Every night, Jose Ortiz stops by a tiny room in Campbell where he has volunteered as a pastor for the past 20 years.
“A lot of people in my congregation are poor people, immigrants. This is why God put me here. I want to help,” said Pastor Ortiz.
He talks to his mostly non-English speaking parishioners about their daily challenges and shares his life struggles with them, including his battle with COVID last year. But there’s one thing he has kept a secret.
“I don’t tell my congregation the bad news. Mo, only the good news,” said Pastor Ortiz.
Back in October, the 72-year-old Guatemalan immigrant lost his day job cleaning offices and had to apply for unemployment for the first time in his life. He didn’t receive much — less than $150 per week — but he was able to use the money to buy groceries and other necessities for the family.
But one day when he checked the balance on his EDD debit card, he got a shock.
“My surprise is, ‘Oh wow! Somebody is stealing my money!’” said Ortiz.
Someone else had made $1,000 withdrawals at ATMs in Union City and Vallejo, then spent another $829 dollars at a Target in Pleasant Hill.
“I don’t go into Union City. I live in San Jose. I never go to this place,” said Pastor Ortiz.
But days after filing a fraud claim with Bank of America, the same standard letter KPIX has seen so many times arrived, telling Ortiz his claim was closed.
“It’s very frustrating how the system is not helping out,” said Pastor Ortiz’s son, Alex Ortiz. He is a San Jose police officer who pitched in on his day off to help his dad.
“I literally spent from 9 a.m. until 4 o’clock in the afternoon dealing with Bank of America,” explained Officer Ortiz.
Weeks later, Sunnyvale authorities arrested five suspects they believe were stealing mail and duplicating EDD Bank of America debit cards. Cash and guns were also found.
“I would describe them as sophisticated criminals,” said Santa Clara County District Attorney Jeff Rosen.

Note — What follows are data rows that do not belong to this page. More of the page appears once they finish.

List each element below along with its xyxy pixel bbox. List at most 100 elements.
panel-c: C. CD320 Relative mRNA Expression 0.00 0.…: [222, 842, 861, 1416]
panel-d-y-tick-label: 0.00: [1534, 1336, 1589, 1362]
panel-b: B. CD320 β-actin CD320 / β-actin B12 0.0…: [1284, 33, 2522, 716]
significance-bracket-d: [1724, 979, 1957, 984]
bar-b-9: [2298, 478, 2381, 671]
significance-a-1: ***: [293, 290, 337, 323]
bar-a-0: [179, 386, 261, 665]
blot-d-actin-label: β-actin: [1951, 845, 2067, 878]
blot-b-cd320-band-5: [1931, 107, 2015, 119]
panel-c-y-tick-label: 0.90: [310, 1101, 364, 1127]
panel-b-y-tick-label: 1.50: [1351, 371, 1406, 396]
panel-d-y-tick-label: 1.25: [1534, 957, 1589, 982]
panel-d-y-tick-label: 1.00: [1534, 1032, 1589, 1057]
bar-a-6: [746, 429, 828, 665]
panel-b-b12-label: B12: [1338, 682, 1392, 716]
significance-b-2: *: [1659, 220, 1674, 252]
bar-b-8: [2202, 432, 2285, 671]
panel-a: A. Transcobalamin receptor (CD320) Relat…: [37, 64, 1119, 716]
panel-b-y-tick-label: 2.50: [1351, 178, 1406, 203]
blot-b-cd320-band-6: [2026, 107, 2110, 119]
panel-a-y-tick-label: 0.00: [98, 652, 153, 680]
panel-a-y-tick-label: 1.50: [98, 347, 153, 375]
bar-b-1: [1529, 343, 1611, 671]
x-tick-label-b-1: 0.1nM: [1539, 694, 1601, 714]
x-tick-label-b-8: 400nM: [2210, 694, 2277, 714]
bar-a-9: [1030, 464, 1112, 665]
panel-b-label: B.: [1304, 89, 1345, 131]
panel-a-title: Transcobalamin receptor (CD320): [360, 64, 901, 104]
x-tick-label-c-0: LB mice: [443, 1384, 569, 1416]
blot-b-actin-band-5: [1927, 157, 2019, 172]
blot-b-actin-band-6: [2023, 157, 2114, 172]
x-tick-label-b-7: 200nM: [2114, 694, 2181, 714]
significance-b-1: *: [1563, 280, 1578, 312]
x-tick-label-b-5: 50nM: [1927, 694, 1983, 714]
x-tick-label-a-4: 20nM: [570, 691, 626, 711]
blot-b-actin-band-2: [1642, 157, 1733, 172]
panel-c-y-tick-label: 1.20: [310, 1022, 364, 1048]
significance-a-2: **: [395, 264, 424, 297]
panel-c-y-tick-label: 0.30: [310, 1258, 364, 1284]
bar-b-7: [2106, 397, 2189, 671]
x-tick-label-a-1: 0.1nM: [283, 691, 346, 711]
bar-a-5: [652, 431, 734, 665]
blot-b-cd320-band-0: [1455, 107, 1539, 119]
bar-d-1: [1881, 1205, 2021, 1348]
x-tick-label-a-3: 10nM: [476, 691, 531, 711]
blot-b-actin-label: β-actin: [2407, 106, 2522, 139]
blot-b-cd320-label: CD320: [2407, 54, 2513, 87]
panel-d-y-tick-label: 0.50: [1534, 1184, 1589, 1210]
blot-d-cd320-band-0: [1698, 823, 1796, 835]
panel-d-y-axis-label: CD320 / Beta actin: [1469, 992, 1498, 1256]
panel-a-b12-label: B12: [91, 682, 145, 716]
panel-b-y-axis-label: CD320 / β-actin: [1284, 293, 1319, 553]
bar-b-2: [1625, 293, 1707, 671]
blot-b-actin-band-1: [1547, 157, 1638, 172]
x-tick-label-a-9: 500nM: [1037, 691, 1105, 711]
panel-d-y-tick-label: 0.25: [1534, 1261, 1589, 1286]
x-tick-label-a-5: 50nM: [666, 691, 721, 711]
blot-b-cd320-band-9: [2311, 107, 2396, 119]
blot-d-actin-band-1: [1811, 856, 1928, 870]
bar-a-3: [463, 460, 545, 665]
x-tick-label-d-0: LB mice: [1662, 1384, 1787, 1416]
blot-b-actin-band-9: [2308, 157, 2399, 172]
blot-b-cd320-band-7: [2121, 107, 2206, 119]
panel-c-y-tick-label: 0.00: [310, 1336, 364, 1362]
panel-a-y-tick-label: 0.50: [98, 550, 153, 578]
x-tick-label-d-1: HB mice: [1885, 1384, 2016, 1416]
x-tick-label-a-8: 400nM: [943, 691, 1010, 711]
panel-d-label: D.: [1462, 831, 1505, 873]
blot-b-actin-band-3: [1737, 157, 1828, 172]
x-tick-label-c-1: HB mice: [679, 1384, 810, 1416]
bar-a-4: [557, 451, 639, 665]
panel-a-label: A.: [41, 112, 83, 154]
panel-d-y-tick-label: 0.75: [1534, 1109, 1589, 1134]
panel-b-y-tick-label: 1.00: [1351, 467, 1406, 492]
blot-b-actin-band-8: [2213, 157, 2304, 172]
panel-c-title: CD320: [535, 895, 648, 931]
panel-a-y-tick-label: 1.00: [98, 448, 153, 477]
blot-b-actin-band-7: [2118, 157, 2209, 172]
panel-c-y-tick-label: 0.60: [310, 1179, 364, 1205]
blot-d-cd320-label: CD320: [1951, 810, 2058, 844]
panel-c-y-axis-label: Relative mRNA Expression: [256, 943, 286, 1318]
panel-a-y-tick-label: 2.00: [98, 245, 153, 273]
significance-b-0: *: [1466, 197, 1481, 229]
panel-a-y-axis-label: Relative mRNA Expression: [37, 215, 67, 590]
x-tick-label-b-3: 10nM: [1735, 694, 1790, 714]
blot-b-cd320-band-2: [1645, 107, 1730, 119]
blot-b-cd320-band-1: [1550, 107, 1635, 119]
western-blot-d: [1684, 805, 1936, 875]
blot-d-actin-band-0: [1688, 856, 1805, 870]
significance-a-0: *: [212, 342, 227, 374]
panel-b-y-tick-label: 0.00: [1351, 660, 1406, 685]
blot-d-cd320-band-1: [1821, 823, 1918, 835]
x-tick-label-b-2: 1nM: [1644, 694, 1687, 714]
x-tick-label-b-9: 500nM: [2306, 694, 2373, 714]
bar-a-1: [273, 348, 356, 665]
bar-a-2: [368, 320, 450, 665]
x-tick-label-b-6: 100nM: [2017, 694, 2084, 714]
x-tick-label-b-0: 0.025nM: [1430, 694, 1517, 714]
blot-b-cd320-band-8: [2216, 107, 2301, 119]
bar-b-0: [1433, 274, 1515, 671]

Rosen said the October arrests led to a major ongoing investigation involving several hundred inmates at the Santa Clara County Jail and at least $12 million stolen taxpayer dollars.
“One of the things we’re trying to let the public know and let the criminals know is that we’re onto you,” said Rosen.
He said inmates provided their ID to accomplices on the outside, who applied for benefits and then transferred the benefit payments back to inmates through jail accounts. Investigators believe the accomplices got a kickback.
“You took money from hardworking, needy people that truly needed that money and didn’t belong to you. And you did this during the pandemic and caused additional suffering for other people, and you will be punished and held accountable for that,” said DA Rosen.
After KPIX submitted Pastor Ortiz’s name to Bank of America, the bank refunded him his $3,000 dollars.
“I can only thank God for parents who are humble and hardworking and that don’t ask very much from everyone, because they always believe God will supply and God would provide. But sometimes we need assistance,” said Alex Ortiz.